Question about visiting bethel ... akward moment at the end

by nevaagain 33 Replies latest jw friends

  • blondie
    blondie

    Off hand Bethelites don't expect donations from jws they take on the official tours. If you know them as a friend from your congregation or relative you usually ante up money already knowing how tight things are financially. I lived 30 miles from Walkill and had Bethelites over the weekend so they could get away from the instituitional atmosphere and eat the food they liked. I would go shopping with them and we would pick out what we would cook that evening. Maybe a movie video or some other entertainment. They usually helped pay for some of the food because I was a single regular pioneer. Popcorn too.

  • SAHS
    SAHS

    “steve2”: “I do not think it unreasonable for visitors who accept lunch invitations to offer something.

    Well, the headquarters locations have always been receiving money funnelled from all over the world, including dirt-poor African, Asian, and South-American countries. And then there are the cumulative donations from publishers into all the different contribution boxes, including the “worldwide work” fund.

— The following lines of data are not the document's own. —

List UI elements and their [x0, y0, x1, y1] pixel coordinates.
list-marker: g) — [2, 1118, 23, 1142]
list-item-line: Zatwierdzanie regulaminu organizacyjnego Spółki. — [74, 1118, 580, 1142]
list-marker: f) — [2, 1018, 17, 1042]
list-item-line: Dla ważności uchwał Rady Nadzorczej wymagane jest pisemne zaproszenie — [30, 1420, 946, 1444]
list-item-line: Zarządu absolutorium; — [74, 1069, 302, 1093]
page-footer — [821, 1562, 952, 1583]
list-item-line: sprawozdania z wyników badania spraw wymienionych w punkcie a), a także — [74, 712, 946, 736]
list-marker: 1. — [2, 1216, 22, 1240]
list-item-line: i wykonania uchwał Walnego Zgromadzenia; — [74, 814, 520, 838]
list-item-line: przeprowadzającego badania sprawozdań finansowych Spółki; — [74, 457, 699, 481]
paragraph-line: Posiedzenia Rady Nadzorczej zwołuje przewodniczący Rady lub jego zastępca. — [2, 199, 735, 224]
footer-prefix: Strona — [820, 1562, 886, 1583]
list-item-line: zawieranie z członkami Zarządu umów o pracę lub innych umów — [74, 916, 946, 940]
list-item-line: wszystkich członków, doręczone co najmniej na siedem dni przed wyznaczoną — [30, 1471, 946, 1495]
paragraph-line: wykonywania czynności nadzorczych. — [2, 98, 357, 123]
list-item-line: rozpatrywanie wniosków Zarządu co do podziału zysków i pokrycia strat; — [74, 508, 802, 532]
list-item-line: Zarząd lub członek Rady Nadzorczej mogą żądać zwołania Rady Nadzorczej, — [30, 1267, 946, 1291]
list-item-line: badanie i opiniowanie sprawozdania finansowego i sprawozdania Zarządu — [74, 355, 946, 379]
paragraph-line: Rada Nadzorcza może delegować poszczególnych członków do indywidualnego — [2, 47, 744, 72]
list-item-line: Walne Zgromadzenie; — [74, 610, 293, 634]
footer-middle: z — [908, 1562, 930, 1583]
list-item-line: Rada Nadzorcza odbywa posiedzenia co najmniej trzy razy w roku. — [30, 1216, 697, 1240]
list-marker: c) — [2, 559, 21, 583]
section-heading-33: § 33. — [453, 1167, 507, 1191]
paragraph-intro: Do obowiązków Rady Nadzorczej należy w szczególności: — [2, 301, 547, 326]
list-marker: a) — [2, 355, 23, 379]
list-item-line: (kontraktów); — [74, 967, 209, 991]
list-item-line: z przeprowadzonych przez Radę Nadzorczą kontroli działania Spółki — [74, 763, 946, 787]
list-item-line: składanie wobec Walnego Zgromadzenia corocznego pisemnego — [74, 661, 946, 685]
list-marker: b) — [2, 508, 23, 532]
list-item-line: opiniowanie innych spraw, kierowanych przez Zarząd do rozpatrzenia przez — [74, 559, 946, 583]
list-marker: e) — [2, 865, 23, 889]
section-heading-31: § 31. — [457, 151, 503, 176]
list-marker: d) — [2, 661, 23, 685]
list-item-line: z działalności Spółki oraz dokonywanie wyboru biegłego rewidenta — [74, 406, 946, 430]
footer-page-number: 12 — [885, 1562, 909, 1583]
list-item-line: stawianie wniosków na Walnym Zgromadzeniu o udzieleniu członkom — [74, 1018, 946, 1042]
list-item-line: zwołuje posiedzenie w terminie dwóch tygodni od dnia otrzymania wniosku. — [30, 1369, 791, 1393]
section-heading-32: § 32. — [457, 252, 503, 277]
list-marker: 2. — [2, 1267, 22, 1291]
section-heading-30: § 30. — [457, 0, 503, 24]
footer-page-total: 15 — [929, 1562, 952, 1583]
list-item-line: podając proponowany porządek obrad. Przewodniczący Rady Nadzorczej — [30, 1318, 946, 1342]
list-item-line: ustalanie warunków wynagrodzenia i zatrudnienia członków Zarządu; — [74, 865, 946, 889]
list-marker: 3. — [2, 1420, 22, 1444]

    Also, don’t forget that all those donations are TAX-FREE, and the Bethel labourers practically work under a SLAVE LABOUR arrangement (a vow of poverty, similar to the Catholic nuns). As well, much of the food served at those meals, including the lunch, has already been made available through raising, slaughtering, and processing of THEIR OWN homegrown cattle, pork, etc. (also operated under the same slave labour arrangement).

    So, when you think of it, certainly the Bethel headquarter locations can at least afford to offer a free lunch to the odd guest – without too much undue financial hardship. As for the Bethel drones – I mean workers – well, they should rightly be putting their palms up toward their billion-dollar enterprise of which they call their “mother organization.”

  • steve2
    steve2

    SAHS, you make really good points about organizational wealth. It's like any big corporation: Wealth seldom trickles down to the lowly workers.

    Tipping is just my thing regardless. Hey, two meals were provided. People would think nothing about giving some money elsewhere.

    People shouldn't be so thoughtless about the individual staffer who took the time to host their visit. The gesture is for him, not the organization's coffers.

  • blondie
    blondie

    I had many behind the scenes tours...I guess I knew some "heavy" brothers and sisters. Even some posters on this board find it hard to believe that a single regular pioneer sister got that "privilege." But I have been in the room where the GB meets every Wednesday several times, seen the step by step process of the editorial process, eaten meals in the rooms of Bethelites, had a scotch or two with many, been up on the roofs, fed the cattle at WT Farm 2 and petted the horses, picnicked there on a Saturday often, toured behind the scenes of the subscription department and saw the process, saw how sisters used multiple language typewriters, worked in the strawberry and vegetable patches, went to the special musical/etc programs called Family Night.

    Part of this happened because my family had been jws since 1920...had known many members of the Board of Directors (the GB before 1971) and after 1971. I didn't see what the big deal was, no holy spirit shooting out of their head or hands. Even Henschel when asked what was coming up for Jehovah's people by a rank and file brother was told, "Brother, I know when you do when the new magazines are dropped on my desk in my room."

    Never paid a penny to them except for the scotch for one couple.

    When I was in my teens I remember the excitement when the worldwide number of jws passed 1 million. Bethel homes were small then, more intimate. I lived in area near the farm so there were 30 Bethelites out of 75 publishers. NYC was different, larger Bethel, more congregations.

    I have seen the coldness grow and grow since those days. The isolation of the rank and file from the GB or other Bethel speakers.

    I was no ring kisser ever. But many of the older jws really made some sacrifices that jws today would never consider or fake their way through. My grandmother told me how they went out in field service all day on Sunday and then gathered for the WT study in evening at the Oddfellows Hall (look that up).

    I left in 2001 and have never been back to a KH, assembly, or convention. What I learn about changes in the WTS are from comments here or WT publications. What I have noticed is that less and less jws care about the lives of the people out there in their territory. Just themselves, close jw relatives,. In their minds many see themselves talking to the walking dead.